In recent decades, the older Disney princesses such as Snow White (of Snow White and the Seven Dwarves) and Aurora (of Sleeping Beauty) have earned a reputation of being detrimental to young girls’ self-esteem. Feminist critics have argued that the image of femininity as portrayed by these princesses encourages young girls to strive for a standard of ‘beauty’ that is simply not healthy, not to mention physically impossible. Merida, the protagonist of Brave (released in 2012) is the first official Disney Princess not to have a love interest, making her an important addition to Disney’s official princess court. However, prior to her inauguration, she received a makeover. Her official Disney princess “look” made for a drastic change from what we saw on screen in the film. Her waist was made slimmer; the arrangement and shape of her facial features were altered to give her less of an enthusiastic appearance, and more of a seductive one; she also seems older, as well as significantly more sexualized. Although Disney eventually replaced the scandalous version of Merida’s appearance with the original film version as a result of the naturally ensuing scandal, it was expected to reconsider the appearance of its princesses in its following productions. But Elsa and Anna too possess Disney’s hallmark über-thin waists and big doe eyes.

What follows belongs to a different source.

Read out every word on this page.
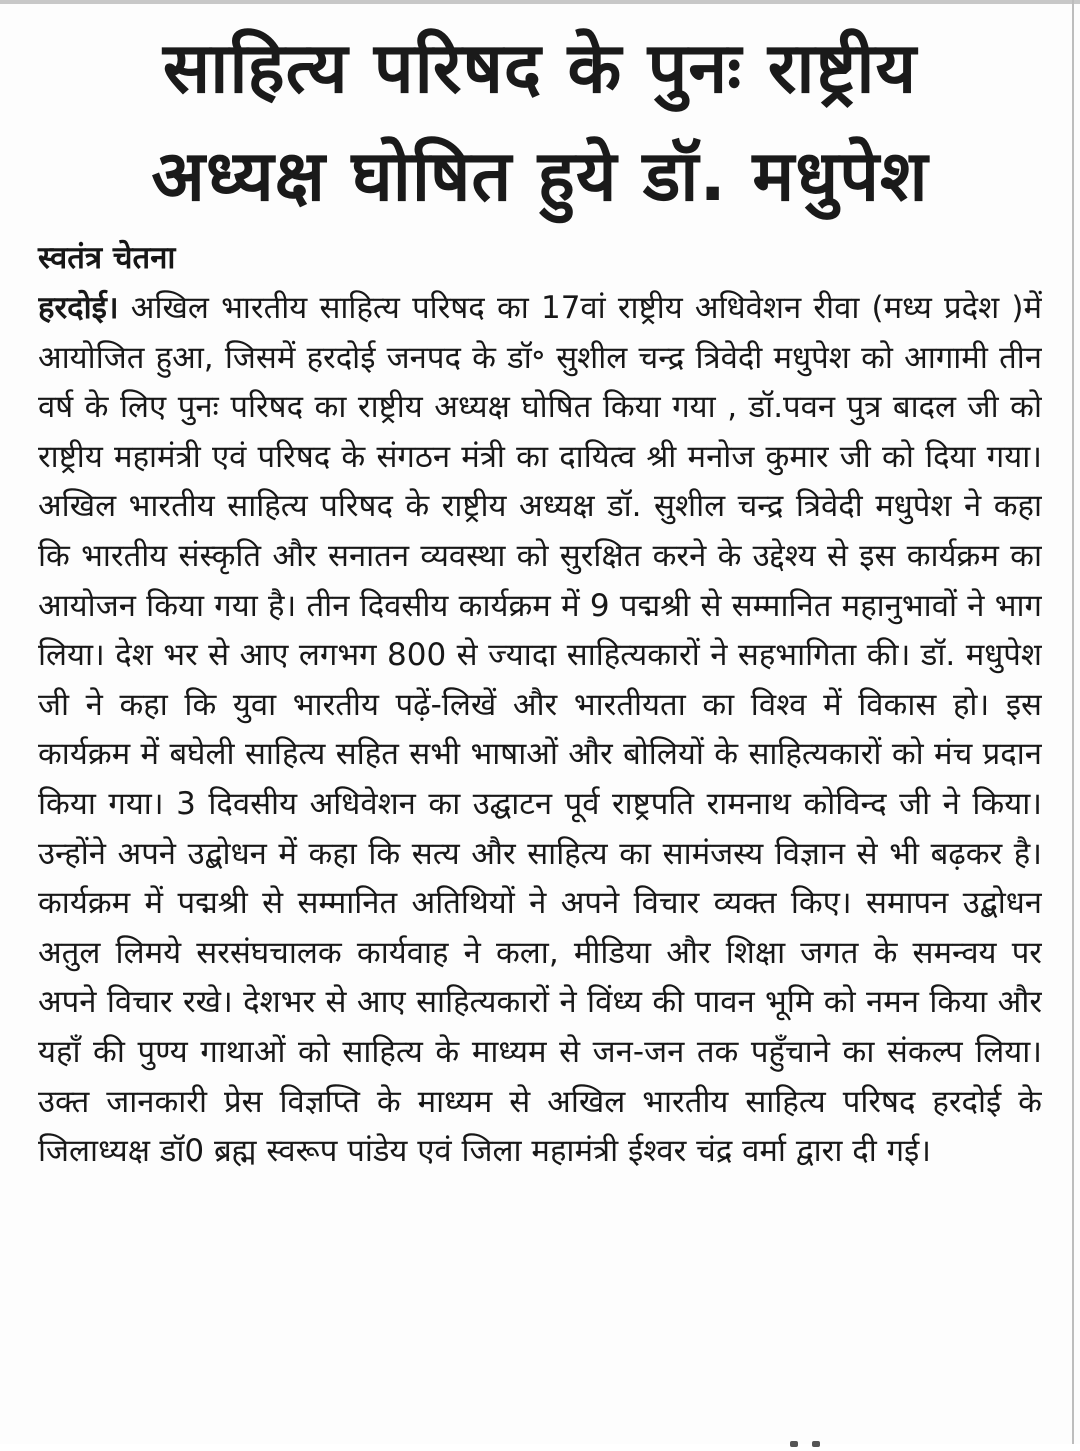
साहित्य परिषद के पुनः राष्ट्रीय
अध्यक्ष घोषित हुये डॉ. मधुपेश
स्वतंत्र चेतना
हरदोई। अखिल भारतीय साहित्य परिषद का 17वां राष्ट्रीय अधिवेशन रीवा (मध्य प्रदेश )में आयोजित हुआ, जिसमें हरदोई जनपद के डॉ॰ सुशील चन्द्र त्रिवेदी मधुपेश को आगामी तीन वर्ष के लिए पुनः परिषद का राष्ट्रीय अध्यक्ष घोषित किया गया , डॉ.पवन पुत्र बादल जी को राष्ट्रीय महामंत्री एवं परिषद के संगठन मंत्री का दायित्व श्री मनोज कुमार जी को दिया गया। अखिल भारतीय साहित्य परिषद के राष्ट्रीय अध्यक्ष डॉ. सुशील चन्द्र त्रिवेदी मधुपेश ने कहा कि भारतीय संस्कृति और सनातन व्यवस्था को सुरक्षित करने के उद्देश्य से इस कार्यक्रम का आयोजन किया गया है। तीन दिवसीय कार्यक्रम में 9 पद्मश्री से सम्मानित महानुभावों ने भाग लिया। देश भर से आए लगभग 800 से ज्यादा साहित्यकारों ने सहभागिता की। डॉ. मधुपेश जी ने कहा कि युवा भारतीय पढ़ें-लिखें और भारतीयता का विश्व में विकास हो। इस कार्यक्रम में बघेली साहित्य सहित सभी भाषाओं और बोलियों के साहित्यकारों को मंच प्रदान किया गया। 3 दिवसीय अधिवेशन का उद्घाटन पूर्व राष्ट्रपति रामनाथ कोविन्द जी ने किया। उन्होंने अपने उद्बोधन में कहा कि सत्य और साहित्य का सामंजस्य विज्ञान से भी बढ़कर है। कार्यक्रम में पद्मश्री से सम्मानित अतिथियों ने अपने विचार व्यक्त किए। समापन उद्बोधन अतुल लिमये सरसंघचालक कार्यवाह ने कला, मीडिया और शिक्षा जगत के समन्वय पर अपने विचार रखे। देशभर से आए साहित्यकारों ने विंध्य की पावन भूमि को नमन किया और यहाँ की पुण्य गाथाओं को साहित्य के माध्यम से जन-जन तक पहुँचाने का संकल्प लिया। उक्त जानकारी प्रेस विज्ञप्ति के माध्यम से अखिल भारतीय साहित्य परिषद हरदोई के जिलाध्यक्ष डॉ0 ब्रह्म स्वरूप पांडेय एवं जिला महामंत्री ईश्वर चंद्र वर्मा द्वारा दी गई।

However, despite their appearances, the Frozen princesses exhibit a confidence and defiance unseen in Disney productions since, perhaps, Mulan. We saw a rise in confidence in the princesses in Tangled and Brave as well, but with Frozen, Disney makes its views on the matter very clear. In fact, it practically satirizes itself. Initially, Anna appears to be falling for a prince, Hans. She meets him one morning, and later the same day announces their engagement to Elsa. Until this moment in the film, it wouldn’t be unexpected for audiences to be squirming in their seats thinking that this is yet another tale of an innocent girl helplessly falling for a handsome prince. But Elsa’s response to the news of Anna and Hans’ engagement is revolutionary. She immediately states that she does not approve: You can’t marry a man you just met. Anna’s impulsive engagement is met with similar disapproval by Kristoff later in the film, who seems shocked and appalled that Anna could fall for such a cliché. Frozen acknowledges the flaws of past Disney films, with princesses who relied on a “true love’s kiss” to save their lives. The true love in Frozen is not between the princess and her love interest, but between sisters, completely redefining what “true love” means in Disney films. It subverts traditional Disney story lines and character types.
A year after the film’s release, Frozen remains one of Disney’s most praised productions for its independent and confident protagonists and valued messages about marriage and dependency. If 2014 Halloween costume sales are anything to go by, Frozen seems to have been a big hit with audiences around the world. After at least ten viewings, it remains one of my sister’s favourite films of all time. And she’s seventeen years old. Clearly, the film is able to connect with audiences both young and grown, perhaps because it so blatantly attempts to move beyond traditional Disney representations of true love and happily ever after, all the while sustaining a clever and witty narrative.